First, researchers undertake detailed, empirical analysis of trading data, using the October 19 Euronext outage as a case-study. Second, they conduct structured interviews with buy- and sell-side firms across Europe to understand experiences of market outages. Based on this research they developed recommendations for reforms across four key areas.
Areas for reform
Empirical analysis and interviews identified five areas where reforms should be considered:
- Improving communication standards;
- Ensuring resilient benchmark prices;
- Creation of a consolidated tape;
- Improving post-trade interoperability; and
- Initiatives to promote trading during a primary market outage.
There is near-unanimous agreement that there need to be reforms to improve venue communications and to ensure that there is a resilient process for determining benchmark prices. While there is also support for the creation of consolidated tape and more post-trade interoperability, there is less consensus on whether this would solve the outage problems.
There exist diverse views on how to best address the absence of trading during primary market outages, ranging from no further action is required through to either or both continuous and call auctions need to be reliably restored. Opinions diverge on whether these issues can be addressed through market-led solutions or whether they will need regulatory intervention.

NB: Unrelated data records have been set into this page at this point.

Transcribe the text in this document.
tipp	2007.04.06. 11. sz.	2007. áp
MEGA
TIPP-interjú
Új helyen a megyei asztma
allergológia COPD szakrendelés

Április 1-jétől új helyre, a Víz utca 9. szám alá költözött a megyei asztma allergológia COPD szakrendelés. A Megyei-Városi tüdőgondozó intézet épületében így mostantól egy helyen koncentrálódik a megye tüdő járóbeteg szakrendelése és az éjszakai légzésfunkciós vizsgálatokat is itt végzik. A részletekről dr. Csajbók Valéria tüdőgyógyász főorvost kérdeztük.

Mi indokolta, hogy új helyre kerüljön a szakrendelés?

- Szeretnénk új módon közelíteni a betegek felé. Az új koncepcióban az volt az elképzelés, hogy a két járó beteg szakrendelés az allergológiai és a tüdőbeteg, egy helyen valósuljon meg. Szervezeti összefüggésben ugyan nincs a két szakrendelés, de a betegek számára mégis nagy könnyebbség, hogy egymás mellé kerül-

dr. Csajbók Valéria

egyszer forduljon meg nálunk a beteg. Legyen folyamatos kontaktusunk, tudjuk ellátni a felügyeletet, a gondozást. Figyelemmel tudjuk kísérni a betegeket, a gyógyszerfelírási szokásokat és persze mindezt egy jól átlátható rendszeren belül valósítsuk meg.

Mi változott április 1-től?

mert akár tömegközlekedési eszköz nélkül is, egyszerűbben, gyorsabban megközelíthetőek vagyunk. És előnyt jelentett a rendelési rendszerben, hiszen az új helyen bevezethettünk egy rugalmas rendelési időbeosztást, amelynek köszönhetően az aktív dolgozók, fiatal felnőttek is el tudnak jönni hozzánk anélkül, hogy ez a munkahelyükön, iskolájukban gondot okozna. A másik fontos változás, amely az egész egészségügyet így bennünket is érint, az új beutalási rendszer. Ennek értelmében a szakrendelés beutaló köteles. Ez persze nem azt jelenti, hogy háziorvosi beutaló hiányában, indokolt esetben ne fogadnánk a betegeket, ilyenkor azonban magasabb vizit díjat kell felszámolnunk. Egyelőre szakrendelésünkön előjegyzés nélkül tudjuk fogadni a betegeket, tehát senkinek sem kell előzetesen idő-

Researchers explore these areas of proposed reform, and identify where they think a market-led solution may work, and where regulatory change may be necessary. The greatest difference of opinion relates to how much reform should be undertaken to ensure trading continues in the event of a primary market outage.
The study is sponsored by Plato Partnership with assistance from its members, EFAMA (European Fund and Asset Management Association) and BVI (German Investment Funds Association), Edward Monrad (Optiver) as well as other members of the buy- and sell-side community. BMLL provided data.